Archive for March, 2020

Test by batches to save tests

Given the severe shortage of covid testing capacity, creative approaches are needed to expand the effective testing capacity. If the population base rate is relatively low, it can be effective to pool samples and test by batches. Doing so would imply substantial rates of false positives since every member of a test batch would be presumptively sick, but this would still allow three major use cases that will be crucial for relaxing quarantine without allowing the epidemic to go critical so long as testing capacity remains finite:

  1. Quickly clear from quarantine every member of a batch with negative results
  2. Ration tests more effectively for individual diagnoses with either no loss or an identifiable loss in precision but at the expense of delay
  3. Use random sampling to creating accurate tracking data with known confidence intervals for the population of the country as a whole or for metropolitan areas

Here is the outline of the algorithm. Assume that one has x people who were exposed to the virus, the virus has an infectiousness rate of 1/x, and you have only one test. Without testing, every one of these x people must quarantine. Under these assumptions, the expected number of actually infected people is 1 out of the x exposed, or more precisely a random draw from a Poisson distribution with a mean of one. This means that 36.8% of the time nobody is infected, 36.8% of the time one person is infected, 18.4% of the time two are infected, and 8% of the time three or more are infected. With only one test, only one individual can be tested and cleared, but if you pool and test them as a batch, over a third of the time you can clear the whole batch.

Alternately, suppose that you have two tests available for testing x people with an expected value of one infection. Divide the x exposed people into batch A and B then test each batch. If nobody is infected both batches will clear.
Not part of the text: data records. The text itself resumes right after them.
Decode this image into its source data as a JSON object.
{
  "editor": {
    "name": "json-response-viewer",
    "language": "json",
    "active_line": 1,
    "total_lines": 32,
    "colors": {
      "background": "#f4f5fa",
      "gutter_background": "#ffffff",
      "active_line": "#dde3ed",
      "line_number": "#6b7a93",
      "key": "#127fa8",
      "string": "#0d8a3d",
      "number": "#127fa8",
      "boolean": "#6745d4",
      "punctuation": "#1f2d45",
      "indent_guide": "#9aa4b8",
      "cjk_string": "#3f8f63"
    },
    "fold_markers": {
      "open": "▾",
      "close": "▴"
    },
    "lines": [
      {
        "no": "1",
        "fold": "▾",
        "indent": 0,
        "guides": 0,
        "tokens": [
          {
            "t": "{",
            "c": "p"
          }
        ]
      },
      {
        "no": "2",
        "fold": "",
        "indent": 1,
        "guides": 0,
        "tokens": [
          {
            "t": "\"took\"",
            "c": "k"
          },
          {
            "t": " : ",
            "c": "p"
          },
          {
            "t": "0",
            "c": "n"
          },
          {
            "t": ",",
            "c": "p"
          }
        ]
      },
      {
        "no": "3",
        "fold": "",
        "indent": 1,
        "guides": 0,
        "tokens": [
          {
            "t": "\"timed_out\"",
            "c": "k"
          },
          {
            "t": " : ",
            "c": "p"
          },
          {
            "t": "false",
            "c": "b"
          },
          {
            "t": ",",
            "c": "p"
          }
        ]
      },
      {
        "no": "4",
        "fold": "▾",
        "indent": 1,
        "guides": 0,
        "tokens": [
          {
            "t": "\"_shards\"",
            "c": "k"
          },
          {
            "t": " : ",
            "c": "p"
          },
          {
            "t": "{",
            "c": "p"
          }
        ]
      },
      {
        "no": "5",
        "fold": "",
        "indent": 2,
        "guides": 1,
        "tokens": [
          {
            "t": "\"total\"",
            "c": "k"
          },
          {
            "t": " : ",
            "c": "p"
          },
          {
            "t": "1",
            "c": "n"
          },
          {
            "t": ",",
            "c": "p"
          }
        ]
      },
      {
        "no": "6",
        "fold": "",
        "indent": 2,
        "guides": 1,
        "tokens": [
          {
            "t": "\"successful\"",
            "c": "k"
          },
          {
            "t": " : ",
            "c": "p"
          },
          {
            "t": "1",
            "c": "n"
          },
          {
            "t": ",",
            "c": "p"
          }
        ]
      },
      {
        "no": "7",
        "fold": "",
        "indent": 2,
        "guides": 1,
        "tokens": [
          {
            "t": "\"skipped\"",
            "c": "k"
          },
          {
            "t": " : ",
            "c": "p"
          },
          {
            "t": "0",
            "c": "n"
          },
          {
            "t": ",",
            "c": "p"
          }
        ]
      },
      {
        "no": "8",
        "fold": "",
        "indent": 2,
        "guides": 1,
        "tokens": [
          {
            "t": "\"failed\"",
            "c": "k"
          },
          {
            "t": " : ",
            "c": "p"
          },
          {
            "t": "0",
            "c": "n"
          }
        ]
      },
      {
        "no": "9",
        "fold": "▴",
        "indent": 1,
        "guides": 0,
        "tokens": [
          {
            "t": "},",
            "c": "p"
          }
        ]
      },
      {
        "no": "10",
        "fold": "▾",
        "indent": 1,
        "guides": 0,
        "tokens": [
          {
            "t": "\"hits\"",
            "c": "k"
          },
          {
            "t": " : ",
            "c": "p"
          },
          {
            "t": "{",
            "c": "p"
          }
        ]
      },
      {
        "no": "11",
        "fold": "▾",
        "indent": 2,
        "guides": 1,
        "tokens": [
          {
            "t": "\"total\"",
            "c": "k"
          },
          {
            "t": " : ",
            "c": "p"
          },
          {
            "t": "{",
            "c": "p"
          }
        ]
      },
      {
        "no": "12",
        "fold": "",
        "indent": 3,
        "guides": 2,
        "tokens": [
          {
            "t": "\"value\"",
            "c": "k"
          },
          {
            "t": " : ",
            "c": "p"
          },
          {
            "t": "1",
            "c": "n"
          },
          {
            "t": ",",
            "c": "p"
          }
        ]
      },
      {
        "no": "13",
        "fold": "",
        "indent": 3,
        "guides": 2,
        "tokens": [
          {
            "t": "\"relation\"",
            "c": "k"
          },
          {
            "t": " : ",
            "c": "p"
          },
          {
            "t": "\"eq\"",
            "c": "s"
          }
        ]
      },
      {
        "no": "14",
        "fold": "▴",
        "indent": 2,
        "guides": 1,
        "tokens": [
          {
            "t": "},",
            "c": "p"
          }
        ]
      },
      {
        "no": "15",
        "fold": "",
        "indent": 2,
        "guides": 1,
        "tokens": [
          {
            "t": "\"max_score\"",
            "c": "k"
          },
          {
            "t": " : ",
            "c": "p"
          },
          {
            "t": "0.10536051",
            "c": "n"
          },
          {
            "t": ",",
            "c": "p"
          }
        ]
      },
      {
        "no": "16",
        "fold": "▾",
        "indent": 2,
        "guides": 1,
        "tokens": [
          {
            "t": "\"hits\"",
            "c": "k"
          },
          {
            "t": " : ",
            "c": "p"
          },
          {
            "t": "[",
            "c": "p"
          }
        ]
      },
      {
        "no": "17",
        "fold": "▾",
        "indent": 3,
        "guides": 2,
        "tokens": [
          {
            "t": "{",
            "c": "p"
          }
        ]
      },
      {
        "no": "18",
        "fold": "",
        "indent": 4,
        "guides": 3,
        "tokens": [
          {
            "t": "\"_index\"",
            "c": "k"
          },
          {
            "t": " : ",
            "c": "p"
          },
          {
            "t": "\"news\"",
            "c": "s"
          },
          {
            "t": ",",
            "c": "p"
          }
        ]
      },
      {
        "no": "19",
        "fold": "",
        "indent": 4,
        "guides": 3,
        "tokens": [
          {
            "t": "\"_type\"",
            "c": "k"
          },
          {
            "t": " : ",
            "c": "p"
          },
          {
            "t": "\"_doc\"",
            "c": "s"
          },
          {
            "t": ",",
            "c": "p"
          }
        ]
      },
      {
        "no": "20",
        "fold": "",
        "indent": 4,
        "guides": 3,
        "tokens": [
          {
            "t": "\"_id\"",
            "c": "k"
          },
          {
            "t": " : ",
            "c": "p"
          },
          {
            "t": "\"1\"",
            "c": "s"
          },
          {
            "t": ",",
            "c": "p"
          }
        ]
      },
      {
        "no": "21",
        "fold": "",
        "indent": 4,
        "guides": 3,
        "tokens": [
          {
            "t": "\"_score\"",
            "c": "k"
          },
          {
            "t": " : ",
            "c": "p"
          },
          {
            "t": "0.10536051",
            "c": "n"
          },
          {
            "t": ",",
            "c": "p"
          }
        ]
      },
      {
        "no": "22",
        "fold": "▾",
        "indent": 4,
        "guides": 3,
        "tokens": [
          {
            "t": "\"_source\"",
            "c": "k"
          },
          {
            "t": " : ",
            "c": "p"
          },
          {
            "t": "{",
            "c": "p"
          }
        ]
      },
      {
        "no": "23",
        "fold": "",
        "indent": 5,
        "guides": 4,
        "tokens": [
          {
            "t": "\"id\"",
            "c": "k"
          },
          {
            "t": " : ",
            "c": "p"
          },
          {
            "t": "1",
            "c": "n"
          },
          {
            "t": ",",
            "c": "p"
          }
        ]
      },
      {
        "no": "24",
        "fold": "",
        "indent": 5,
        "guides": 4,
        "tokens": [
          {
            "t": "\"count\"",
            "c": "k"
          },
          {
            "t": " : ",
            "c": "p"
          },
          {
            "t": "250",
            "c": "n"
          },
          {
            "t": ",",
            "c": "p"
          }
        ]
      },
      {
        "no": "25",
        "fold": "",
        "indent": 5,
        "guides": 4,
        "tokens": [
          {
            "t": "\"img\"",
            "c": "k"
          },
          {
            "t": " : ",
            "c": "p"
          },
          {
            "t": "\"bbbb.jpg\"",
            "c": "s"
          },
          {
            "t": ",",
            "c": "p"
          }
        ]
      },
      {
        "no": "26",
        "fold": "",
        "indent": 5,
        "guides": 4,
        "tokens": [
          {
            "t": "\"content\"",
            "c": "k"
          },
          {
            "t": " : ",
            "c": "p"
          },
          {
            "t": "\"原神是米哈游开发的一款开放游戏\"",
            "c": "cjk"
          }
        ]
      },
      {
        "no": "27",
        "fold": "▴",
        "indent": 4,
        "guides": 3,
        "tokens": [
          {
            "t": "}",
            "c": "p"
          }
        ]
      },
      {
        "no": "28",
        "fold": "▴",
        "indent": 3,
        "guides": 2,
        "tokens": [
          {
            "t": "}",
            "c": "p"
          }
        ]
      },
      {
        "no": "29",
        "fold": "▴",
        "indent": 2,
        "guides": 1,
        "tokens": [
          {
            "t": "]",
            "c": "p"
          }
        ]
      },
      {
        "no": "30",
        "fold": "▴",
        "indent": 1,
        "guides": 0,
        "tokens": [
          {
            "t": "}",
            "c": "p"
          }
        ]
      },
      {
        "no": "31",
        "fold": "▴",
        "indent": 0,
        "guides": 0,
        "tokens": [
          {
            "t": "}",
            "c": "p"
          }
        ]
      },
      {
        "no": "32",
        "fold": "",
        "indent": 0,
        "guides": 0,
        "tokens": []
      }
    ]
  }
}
If one person is infected, one batch will clear and the other will not. Even if two people are infected, there is a 50% chance they will both be in the same batch and thus the other batch will clear, and if there are three there is a 12.5% chance they are all in the same batch, etc. Thus with only two tests there is a 36.8% chance you can clear both batches and a 47.7% chance you can clear one of the two batches. This is just an illustration based on the assumption that the overall pool has a single expected case. The actual probabilities will vary depending on the population mean. The lower the population mean (or base rate), the larger you can afford to make the size of the test batches and still gain useful information.

This most basic application of testing pooled samples is sufficient to understand the first use case: to clear batches of people immediately. Use cases could be to clear groups of recently arrived international travelers or to weekly test medical personnel or first responders. There would be substantial false positives, but this is still preferable to a situation where we quarantine the entire population. 

Ideally though we want to get individual diagnoses, which implies applying the test iteratively. Return to the previous example but suppose that we have access to (x/2)+2 tests. We use the first two tests to divide the exposed pool into two test batches. There is a 36.7% chance both batches test negative, in which case no further action is necessary and we can save the remaining x/2 test kits. The modal outcome though (47.7%) is that one of the two test batches tests positive. Since we have x/2 test kits remaining and x/2 people in the positive batch, we can now test each person in the positive batch individually and meanwhile release everyone in the negative batch from quarantine. 

There is also a 15.5% chance that both batches test positive, in which case the remaining x/2 test kits will prove inadequate, but if we are repeating this procedure often enough we can borrow kits from the ⅓ of cases where both batches test negative. Thus with testing capacity of approximately ½ the size of the suspected population to be tested, we can test the entire suspected population. A batch test / individual test protocol will slow down testing as some people will need to be tested twice (though their samples only collected once) but allow us to greatly economize on testing capacity.

Finally, we can use pooled batches to monitor population level infection rates as an indication of when we can ratchet up or ratchet down social distancing without diverting too many tests from clinical or customs applications. Each batch will either test positive or negative and so the survey will only show whether at least one person in the batch was positive, but not how many.

For instance, suppose one collects a thousand nasal swabs from a particular city and divides them into a hundred batches of ten each and then finds that only two of these hundred batches test positive. This is equivalent to 98% rate of batches having exactly zero infected test subjects. Even though the test batch data are dichotomous, one can infer the mean of a Poisson just from the number of zeroes and so this corresponds to a population mean of about 2%. Although this sounds equivalent to simply testing individuals, the two numbers can diverge considerably. For instance, if half the batches test positive, this implies a population base rate of 70%. 

[Update]

On Twitter, Rich Davis notes that large batches risk increasing false negatives. This is a crucial empirical question. I lack the bench science knowledge to provide estimates but experts would need to provide empirical estimates before this system were implemented.